Our knowledge of formal theology in the Americas is greatly limited by the destruction of the books of the Maya (cf. the burning of the Maya codices by Spanish Bishop of Yucatan), who had the only known  true writing system in the Americas.  Likewise, the sacred temple records of the Aztec - who relied on a mnemonic writing system -  were all destroyed at the time of the Conquest.  

A few codex survived - from the Aztec and the Maya - of which the Florentine Codex is one such example.  The Florentine Codex  is the result of a decades-long meticulous research conducted by the Fransciscan Bernardino de Sahagún in Mexico, which is among the most important sources of information on Aztec on culture and society as they were before the Spanish conquest, and on the Nahuatl language.
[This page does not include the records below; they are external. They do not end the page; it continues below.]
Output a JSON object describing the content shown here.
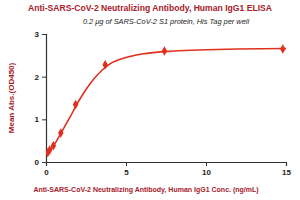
{
  "chart_data": {
    "type": "scatter",
    "title": "Anti-SARS-CoV-2 Neutralizing Antibody, Human IgG1 ELISA",
    "subtitle": "0.2 μg of SARS-CoV-2 S1 protein, His Tag per well",
    "x_label": "Anti-SARS-CoV-2 Neutralizing Antibody, Human IgG1 Conc. (ng/mL)",
    "y_label": "Mean Abs.(OD450)",
    "xlim": [
      0,
      15
    ],
    "xticks": [
      0,
      5,
      10,
      15
    ],
    "ylim": [
      0,
      3
    ],
    "yticks": [
      0,
      1,
      2,
      3
    ],
    "grid": false,
    "series": [
      {
        "type": "scatter",
        "marker": "diamond",
        "color": "#e0301e",
        "x": [
          0.115,
          0.23,
          0.46,
          0.925,
          1.85,
          3.7,
          7.4,
          14.8
        ],
        "values": [
          0.22,
          0.28,
          0.38,
          0.68,
          1.35,
          2.28,
          2.6,
          2.65
        ]
      },
      {
        "type": "line",
        "line_style": "solid",
        "color": "#e0301e",
        "x": [
          0,
          0.5,
          1,
          1.5,
          2,
          2.5,
          3,
          3.5,
          4,
          5,
          6,
          8,
          10,
          12,
          15
        ],
        "values": [
          0.2,
          0.4,
          0.72,
          1.05,
          1.4,
          1.7,
          1.95,
          2.15,
          2.3,
          2.45,
          2.53,
          2.6,
          2.63,
          2.65,
          2.66
        ]
      }
    ]
  }
}
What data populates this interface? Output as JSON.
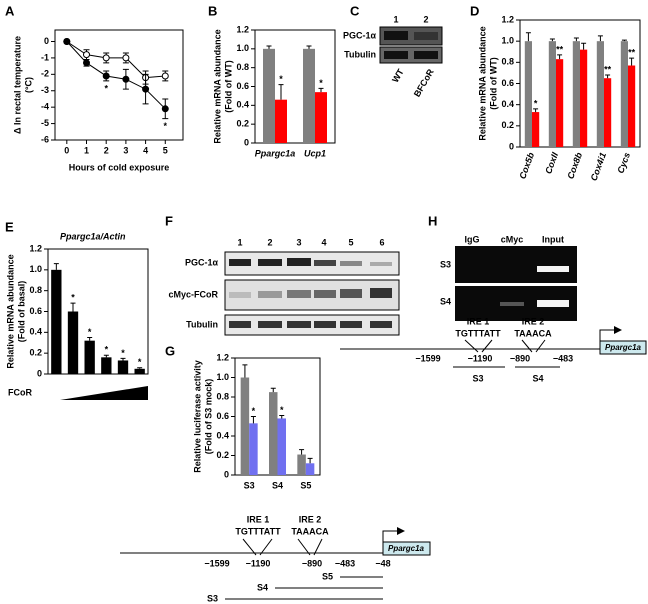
{
  "panel_labels": [
    "A",
    "B",
    "C",
    "D",
    "E",
    "F",
    "G",
    "H"
  ],
  "chart_data": [
    {
      "type": "line",
      "y_label": [
        "Δ In rectal temperature",
        "(°C)"
      ],
      "x_label": "Hours of cold exposure",
      "x": [
        0,
        1,
        2,
        3,
        4,
        5
      ],
      "xlim": [
        -0.6,
        5.9
      ],
      "xticks": [
        0,
        1,
        2,
        3,
        4,
        5
      ],
      "ylim": [
        -6,
        0.7
      ],
      "yticks": [
        0,
        -1,
        -2,
        -3,
        -4,
        -5,
        -6
      ],
      "series": [
        {
          "color": "#000000",
          "fill": "#ffffff",
          "values": [
            0,
            -0.8,
            -1.0,
            -1.0,
            -2.2,
            -2.1
          ],
          "errors": [
            0.05,
            0.3,
            0.3,
            0.3,
            0.4,
            0.3
          ],
          "significance": [
            null,
            null,
            null,
            null,
            null,
            null
          ]
        },
        {
          "color": "#000000",
          "fill": "#000000",
          "values": [
            0,
            -1.3,
            -2.1,
            -2.3,
            -2.9,
            -4.1
          ],
          "errors": [
            0.05,
            0.2,
            0.3,
            0.6,
            0.9,
            0.6
          ],
          "significance": [
            null,
            null,
            "*",
            null,
            null,
            "*"
          ]
        }
      ]
    },
    {
      "type": "bar",
      "y_label": [
        "Relative mRNA abundance",
        "(Fold of WT)"
      ],
      "categories": [
        "Ppargc1a",
        "Ucp1"
      ],
      "ylim": [
        0,
        1.2
      ],
      "yticks": [
        0,
        0.2,
        0.4,
        0.6,
        0.8,
        {
          "value": 1,
          "label": "1.0"
        },
        1.2
      ],
      "series": [
        {
          "color": "#808080",
          "values": [
            1.0,
            1.0
          ],
          "errors": [
            0.03,
            0.03
          ],
          "significance": [
            null,
            null
          ]
        },
        {
          "color": "#ff0000",
          "values": [
            0.46,
            0.54
          ],
          "errors": [
            0.16,
            0.04
          ],
          "significance": [
            "*",
            "*"
          ]
        }
      ]
    },
    {
      "type": "bar",
      "y_label": [
        "Relative mRNA abundance",
        "(Fold of WT)"
      ],
      "categories": [
        "Cox5b",
        "CoxII",
        "Cox8b",
        "Cox4i1",
        "Cycs"
      ],
      "ylim": [
        0,
        1.2
      ],
      "yticks": [
        0,
        0.2,
        0.4,
        0.6,
        0.8,
        {
          "value": 1,
          "label": "1.0"
        },
        1.2
      ],
      "series": [
        {
          "color": "#808080",
          "values": [
            1.0,
            1.0,
            1.0,
            1.0,
            1.0
          ],
          "errors": [
            0.08,
            0.02,
            0.03,
            0.05,
            0.01
          ],
          "significance": [
            null,
            null,
            null,
            null,
            null
          ]
        },
        {
          "color": "#ff0000",
          "values": [
            0.33,
            0.83,
            0.92,
            0.65,
            0.77
          ],
          "errors": [
            0.03,
            0.04,
            0.06,
            0.03,
            0.07
          ],
          "significance": [
            "*",
            "**",
            null,
            "**",
            "**"
          ]
        }
      ]
    },
    {
      "type": "bar",
      "title": "Ppargc1a/Actin",
      "y_label": [
        "Relative mRNA abundance",
        "(Fold of basal)"
      ],
      "x_label": "FCoR",
      "categories": [
        null,
        null,
        null,
        null,
        null,
        null
      ],
      "ylim": [
        0,
        1.2
      ],
      "yticks": [
        0,
        0.2,
        0.4,
        0.6,
        0.8,
        {
          "value": 1,
          "label": "1.0"
        },
        1.2
      ],
      "series": [
        {
          "color": "#000000",
          "values": [
            1.0,
            0.6,
            0.32,
            0.16,
            0.13,
            0.05
          ],
          "errors": [
            0.06,
            0.08,
            0.03,
            0.02,
            0.02,
            0.01
          ],
          "significance": [
            null,
            "*",
            "*",
            "*",
            "*",
            "*"
          ]
        }
      ]
    },
    {
      "type": "bar",
      "y_label": [
        "Relative luciferase activity",
        "(Fold of S3 mock)"
      ],
      "categories": [
        "S3",
        "S4",
        "S5"
      ],
      "ylim": [
        0,
        1.2
      ],
      "yticks": [
        0,
        0.2,
        0.4,
        0.6,
        0.8,
        {
          "value": 1,
          "label": "1.0"
        },
        1.2
      ],
      "series": [
        {
          "color": "#808080",
          "values": [
            1.0,
            0.85,
            0.21
          ],
          "errors": [
            0.13,
            0.04,
            0.05
          ],
          "significance": [
            null,
            null,
            null
          ]
        },
        {
          "color": "#7070f0",
          "values": [
            0.53,
            0.58,
            0.12
          ],
          "errors": [
            0.07,
            0.03,
            0.05
          ],
          "significance": [
            "*",
            "*",
            null
          ]
        }
      ]
    }
  ],
  "blot_c": {
    "lanes": [
      "1",
      "2"
    ],
    "rows": [
      "PGC-1α",
      "Tubulin"
    ],
    "samples": [
      "WT",
      "BFCoR"
    ]
  },
  "blot_f": {
    "lanes": [
      "1",
      "2",
      "3",
      "4",
      "5",
      "6"
    ],
    "rows": [
      "PGC-1α",
      "cMyc-FCoR",
      "Tubulin"
    ]
  },
  "chip_h": {
    "columns": [
      "IgG",
      "cMyc",
      "Input"
    ],
    "rows": [
      "S3",
      "S4"
    ]
  },
  "promoter_h": {
    "ire1": "IRE 1",
    "ire1_seq": "TGTTTATT",
    "ire2": "IRE 2",
    "ire2_seq": "TAAACA",
    "positions": [
      "−1599",
      "−1190",
      "−890",
      "−483"
    ],
    "gene": "Ppargc1a",
    "fragments": [
      "S3",
      "S4"
    ]
  },
  "promoter_g": {
    "ire1": "IRE 1",
    "ire1_seq": "TGTTTATT",
    "ire2": "IRE 2",
    "ire2_seq": "TAAACA",
    "positions": [
      "−1599",
      "−1190",
      "−890",
      "−483",
      "−48"
    ],
    "gene": "Ppargc1a",
    "fragments": [
      "S5",
      "S4",
      "S3"
    ]
  }
}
However, upon Sahagún's return to Europe in 1585, his original manuscripts – including the records of conversations and interviews with indigenous sources in Tlatelolco, Texcoco, and Tenochtitlan, and likely to have included much primary material which did not get into the final codex – were confiscated by the Spanish authorities, and are assumed to have been destroyed. The Florentine Codex itself was for centuries afterwards only known in heavily censored versions.  The sacred Aztec and Maya temple records, to repeat, were systematically obliterated. 

Outside of Mesoamerica, the traditions that survived are essentially recorded memory of oral traditions.